Nunca se esclarecerá un hecho de tanta trascendencia histórica, pero es funcional para la demonización del Restaurador que la culpa recaiga sobre él. Acusación que no compartirían el hijo de Quiroga, que cometió a las órdenes de Rosas como jefe de las montoneras en la batalla de Obligado, donde le cupo destacada actuación, y tampoco la esposa del “Tigre de los llanos” quien dirigirá una airada carta al gobernador riojano Tomás Brizuela, quien fuese estrecho colaborador del difunto, cuando defecciona del campo federal para integrar la Coalición del Norte en contra de la Confederción. Fue también una de las pocas personas que durante el exilio del Restaurador en Southampton le envió regularmente dinero para paliar su digna pobreza.

Como otra vuelta de tuerca, V. F. López escribió en su “Manual de Historia Argentina” que había escuchado decir al coronel Indalecio Chenaut que el único Reynafé sobreviviente, Francisco,  manifestaba públicamente en Montevideo que ambos, Rosas y López, habían inducido a sus hermanos a eliminar a Facundo “porque era un ambicioso que conspiraba contra el orden de la República”.             

El 7 de febrero de 1836 los restos mortales de Quiroga fueron trasladados en una suntuosa carroza pintada de rojo, flanqueado por una multitud y honrado por apoteósicos honores militares y cívicos dispuestos por Rosas, y depositados en la iglesia de San José de Flores. Finalmente fue trasladado al cementerio de la Recoleta en marzo de 1877 donde  se erigió una bóveda coronada por la primera estatua del cementerio, obra del buen escultor italiano Tantardini,  quien imaginó una “dolorosa” con los rasgos estilizados de la viuda, Dolores Fernández de Quiroga. Se agregó una placa en la que se leía: “Aquí yace Juan Facundo Quiroga, luchó toda su vida por la organización federal de la República. La Historia imparcial, pero severa, le hará la justicia que se merece alguna vez”.

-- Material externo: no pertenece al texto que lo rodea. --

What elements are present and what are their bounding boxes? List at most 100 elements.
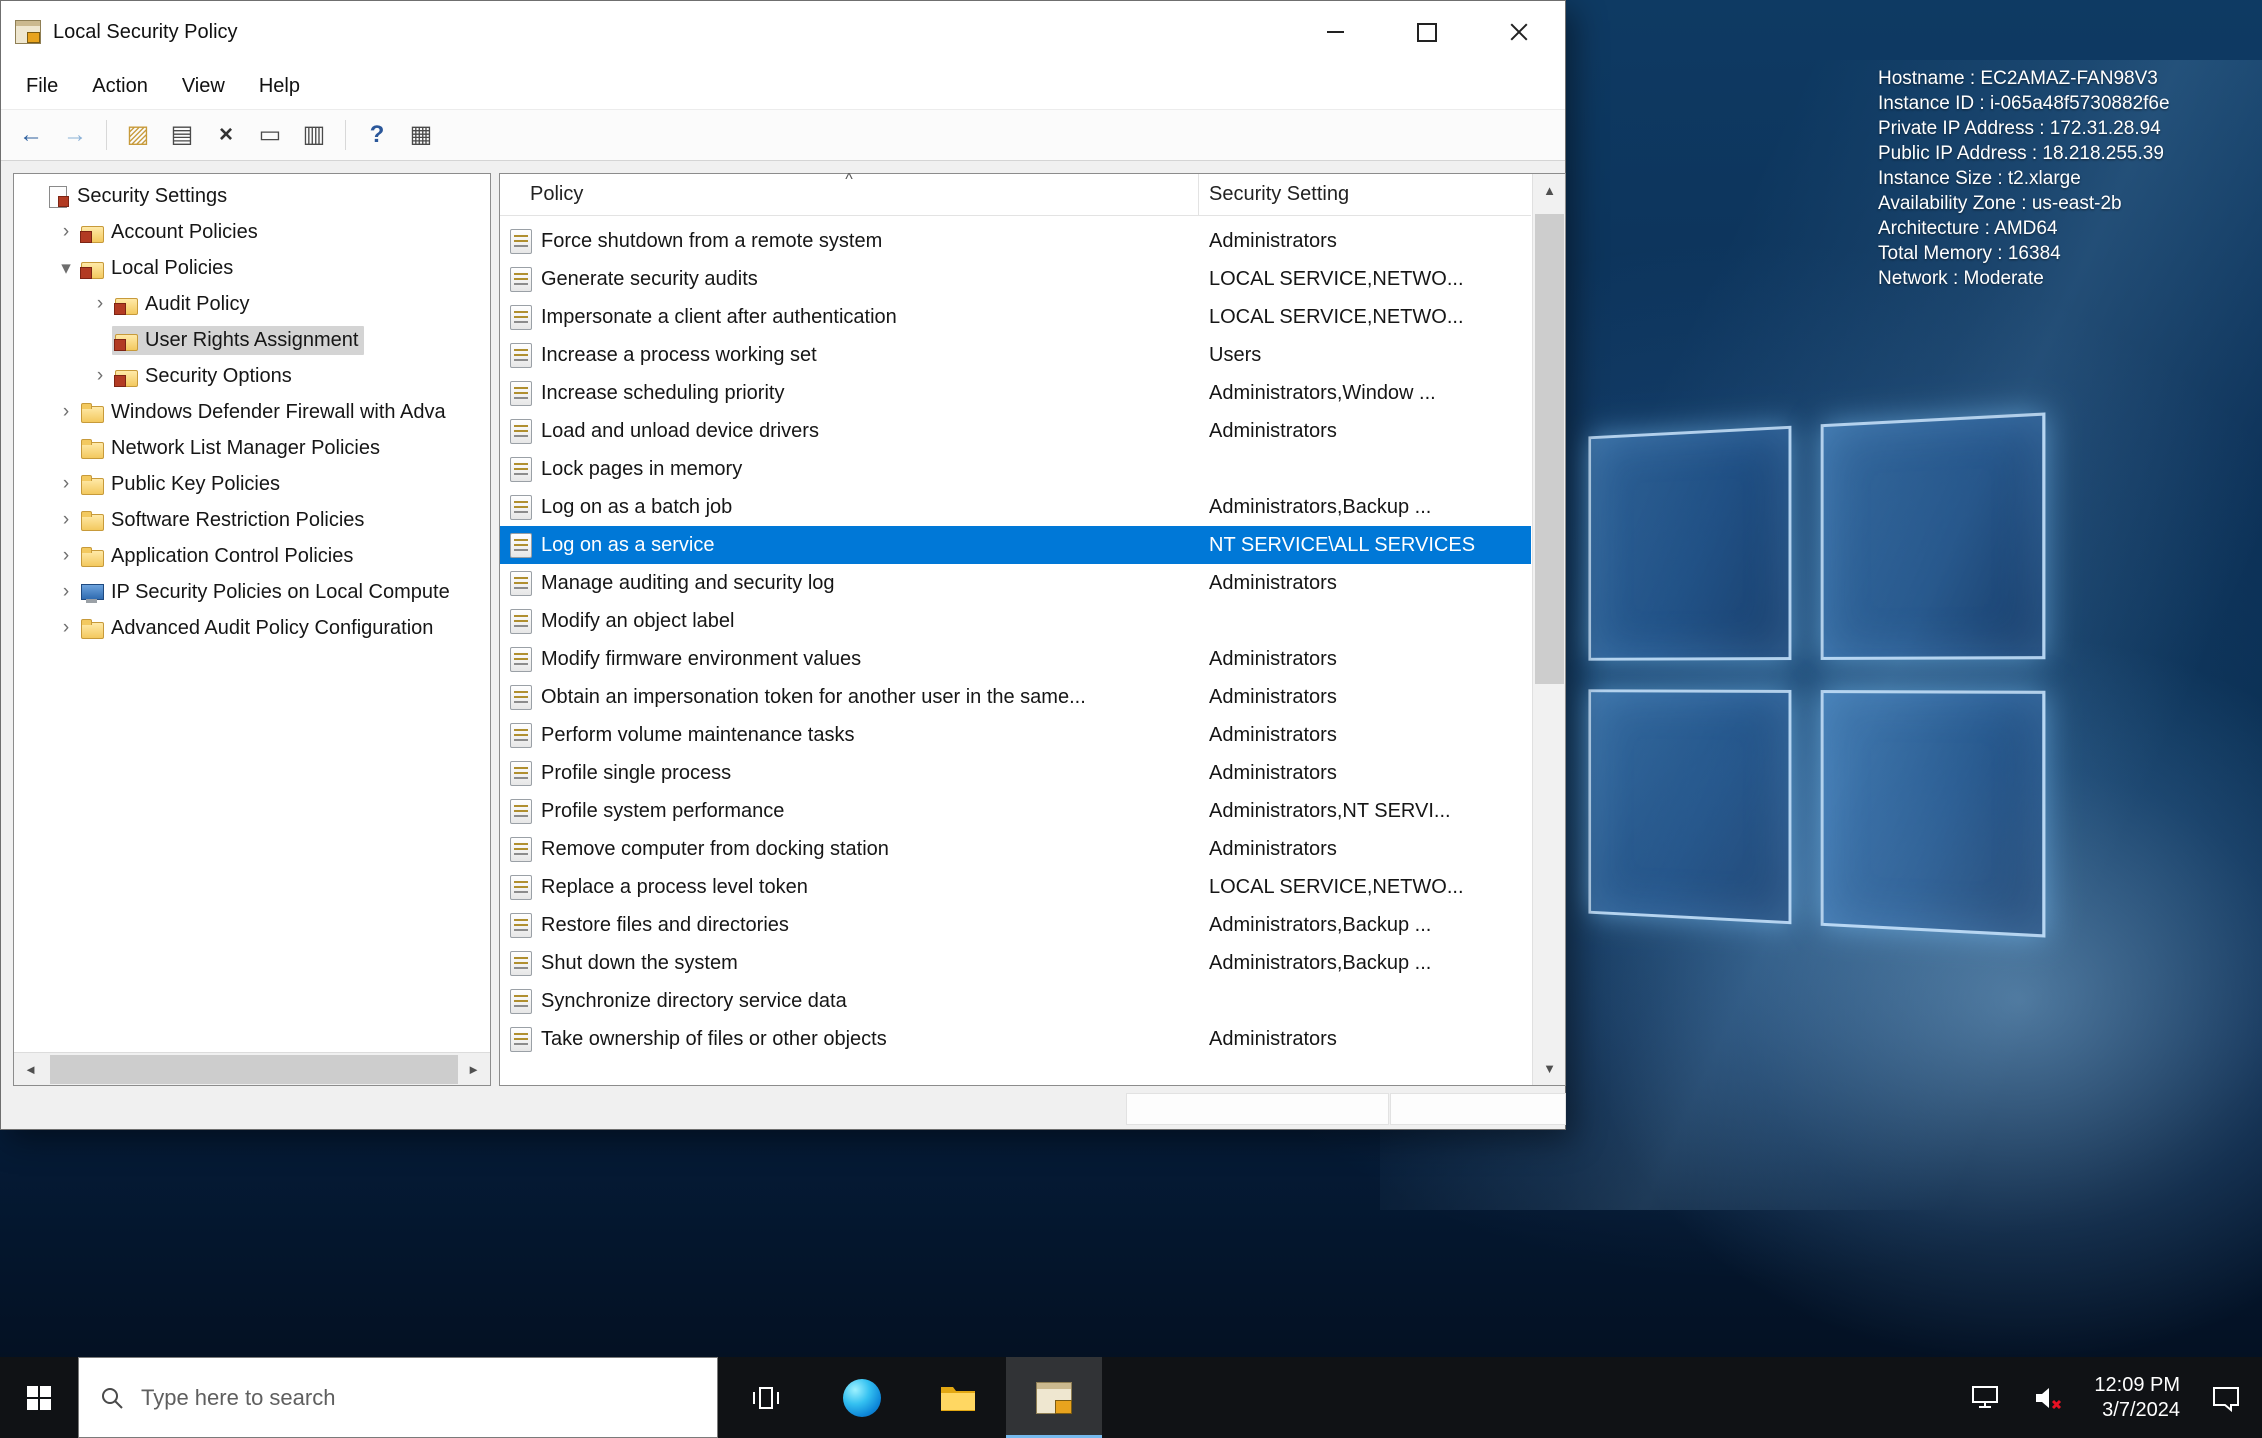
expander-icon[interactable]: › <box>54 509 78 531</box>
policy-row-synchronize-directory-service-data[interactable]: Synchronize directory service data <box>500 982 1531 1020</box>
policy-row-load-and-unload-device-drivers[interactable]: Load and unload device drivers Administr… <box>500 412 1531 450</box>
scroll-right-icon[interactable]: ► <box>457 1053 490 1085</box>
tree-item-label: Software Restriction Policies <box>111 508 365 531</box>
file-explorer-button[interactable] <box>910 1357 1006 1438</box>
policy-document-icon <box>510 228 532 254</box>
expander-icon[interactable]: › <box>88 365 112 387</box>
tree-item-public-key-policies[interactable]: › Public Key Policies <box>14 466 490 502</box>
expander-icon[interactable]: › <box>54 221 78 243</box>
scroll-left-icon[interactable]: ◄ <box>14 1053 47 1085</box>
task-view-button[interactable] <box>718 1357 814 1438</box>
menu-action[interactable]: Action <box>75 63 165 109</box>
policy-row-obtain-an-impersonation-token-for-another-us[interactable]: Obtain an impersonation token for anothe… <box>500 678 1531 716</box>
expander-icon[interactable]: › <box>54 617 78 639</box>
policy-setting: Administrators <box>1209 723 1337 746</box>
scroll-up-icon[interactable]: ▲ <box>1533 174 1566 207</box>
policy-row-impersonate-a-client-after-authentication[interactable]: Impersonate a client after authenticatio… <box>500 298 1531 336</box>
tree-item-security-settings[interactable]: Security Settings <box>14 178 490 214</box>
expander-icon[interactable]: › <box>54 473 78 495</box>
policy-document-icon <box>510 266 532 292</box>
maximize-button[interactable] <box>1381 1 1473 63</box>
scrollbar-thumb[interactable] <box>50 1055 458 1084</box>
tree-item-label: IP Security Policies on Local Compute <box>111 580 450 603</box>
tree-item-windows-defender-firewall-with-adva[interactable]: › Windows Defender Firewall with Adva <box>14 394 490 430</box>
policy-row-take-ownership-of-files-or-other-objects[interactable]: Take ownership of files or other objects… <box>500 1020 1531 1058</box>
title-bar[interactable]: Local Security Policy <box>1 1 1565 63</box>
back-button[interactable]: ← <box>9 113 53 157</box>
edge-button[interactable] <box>814 1357 910 1438</box>
policy-row-log-on-as-a-batch-job[interactable]: Log on as a batch job Administrators,Bac… <box>500 488 1531 526</box>
policy-row-increase-scheduling-priority[interactable]: Increase scheduling priority Administrat… <box>500 374 1531 412</box>
tree-item-account-policies[interactable]: › Account Policies <box>14 214 490 250</box>
tree-item-icon <box>114 330 138 351</box>
local-security-policy-window: Local Security Policy File Action View Help… <box>0 0 1566 1130</box>
policy-row-perform-volume-maintenance-tasks[interactable]: Perform volume maintenance tasks Adminis… <box>500 716 1531 754</box>
expander-icon[interactable]: › <box>54 581 78 603</box>
policy-row-replace-a-process-level-token[interactable]: Replace a process level token LOCAL SERV… <box>500 868 1531 906</box>
expander-icon[interactable]: ▾ <box>54 257 78 280</box>
help-button[interactable]: ? <box>355 113 399 157</box>
clock[interactable]: 12:09 PM 3/7/2024 <box>2094 1373 2180 1423</box>
policy-document-icon <box>510 304 532 330</box>
tree-item-icon <box>80 222 104 243</box>
delete-button[interactable]: × <box>204 113 248 157</box>
start-button[interactable] <box>0 1357 78 1438</box>
policy-row-restore-files-and-directories[interactable]: Restore files and directories Administra… <box>500 906 1531 944</box>
menu-view[interactable]: View <box>165 63 242 109</box>
network-button[interactable] <box>1970 1383 2002 1413</box>
policy-row-increase-a-process-working-set[interactable]: Increase a process working set Users <box>500 336 1531 374</box>
tree-item-advanced-audit-policy-configuration[interactable]: › Advanced Audit Policy Configuration <box>14 610 490 646</box>
column-header-security-setting[interactable]: Security Setting <box>1199 174 1531 215</box>
tree-item-application-control-policies[interactable]: › Application Control Policies <box>14 538 490 574</box>
forward-button[interactable]: → <box>53 113 97 157</box>
minimize-button[interactable] <box>1289 1 1381 63</box>
export-list-button[interactable]: ▥ <box>292 113 336 157</box>
action-center-button[interactable] <box>2210 1383 2242 1413</box>
list-vertical-scrollbar[interactable]: ▲ ▼ <box>1532 174 1565 1085</box>
column-header-policy[interactable]: ^ Policy <box>500 171 1199 215</box>
policy-row-lock-pages-in-memory[interactable]: Lock pages in memory <box>500 450 1531 488</box>
tree-horizontal-scrollbar[interactable]: ◄ ► <box>14 1052 490 1085</box>
volume-muted-button[interactable] <box>2032 1383 2064 1413</box>
policy-row-profile-single-process[interactable]: Profile single process Administrators <box>500 754 1531 792</box>
policy-row-manage-auditing-and-security-log[interactable]: Manage auditing and security log Adminis… <box>500 564 1531 602</box>
view-menu-button[interactable]: ▦ <box>399 113 443 157</box>
policy-row-force-shutdown-from-a-remote-system[interactable]: Force shutdown from a remote system Admi… <box>500 222 1531 260</box>
scrollbar-thumb[interactable] <box>1535 214 1564 684</box>
windows-logo-pane <box>1588 689 1792 925</box>
policy-row-modify-firmware-environment-values[interactable]: Modify firmware environment values Admin… <box>500 640 1531 678</box>
policy-name: Load and unload device drivers <box>541 419 819 442</box>
properties-button[interactable]: ▭ <box>248 113 292 157</box>
policy-row-shut-down-the-system[interactable]: Shut down the system Administrators,Back… <box>500 944 1531 982</box>
tree-item-user-rights-assignment[interactable]: User Rights Assignment <box>14 322 490 358</box>
up-button[interactable]: ▨ <box>116 113 160 157</box>
expander-icon[interactable]: › <box>54 401 78 423</box>
scroll-down-icon[interactable]: ▼ <box>1533 1052 1566 1085</box>
policy-row-modify-an-object-label[interactable]: Modify an object label <box>500 602 1531 640</box>
expander-icon[interactable]: › <box>54 545 78 567</box>
menu-file[interactable]: File <box>9 63 75 109</box>
tree-item-label: User Rights Assignment <box>145 328 359 351</box>
statusbar-segment <box>1390 1093 1566 1125</box>
tree-item-software-restriction-policies[interactable]: › Software Restriction Policies <box>14 502 490 538</box>
policy-row-remove-computer-from-docking-station[interactable]: Remove computer from docking station Adm… <box>500 830 1531 868</box>
policy-row-generate-security-audits[interactable]: Generate security audits LOCAL SERVICE,N… <box>500 260 1531 298</box>
info-line: Availability Zone : us-east-2b <box>1878 193 2122 214</box>
tree-item-network-list-manager-policies[interactable]: Network List Manager Policies <box>14 430 490 466</box>
show-console-tree-button[interactable]: ▤ <box>160 113 204 157</box>
menu-help[interactable]: Help <box>242 63 317 109</box>
tree-item-security-options[interactable]: › Security Options <box>14 358 490 394</box>
file-explorer-icon <box>941 1386 975 1411</box>
tree-item-local-policies[interactable]: ▾ Local Policies <box>14 250 490 286</box>
close-button[interactable] <box>1473 1 1565 63</box>
tree-item-ip-security-policies-on-local-compute[interactable]: › IP Security Policies on Local Compute <box>14 574 490 610</box>
tree-item-audit-policy[interactable]: › Audit Policy <box>14 286 490 322</box>
policy-name: Log on as a batch job <box>541 495 733 518</box>
local-security-policy-taskbar-button[interactable] <box>1006 1357 1102 1438</box>
policy-row-log-on-as-a-service[interactable]: Log on as a service NT SERVICE\ALL SERVI… <box>500 526 1531 564</box>
policy-row-profile-system-performance[interactable]: Profile system performance Administrator… <box>500 792 1531 830</box>
search-box[interactable]: Type here to search <box>78 1357 718 1438</box>
policy-document-icon <box>510 798 532 824</box>
tree-item-icon <box>80 510 104 531</box>
expander-icon[interactable]: › <box>88 293 112 315</box>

Cuando murió Juan Manuel de Rosas, muy cerca de la fecha de inauguración de la bóveda, una muchedumbre furiosa que había recordado en la catedral a los muertos por el rosismo se dirigió a la Recoleta para arrancar la placa que honraba al “Tigre de los Llanos”, pero ésta había ido puesta salvo por los simpatizantes del federalismo. Los restos de Quiroga, que se consideraron desparecidos durante mucho tiempo, fueron descubiertos a salvo en la bóveda de la familia Demarchi, parientes del caudillo riojano, el cajón empotrado dentro de uno de los muros y en posición vertical, quizás cumpliendo con la voluntad de ser enterrado de pie expresada en un papel encontrado en su talego luego de la tragedia de Barranca Yaco.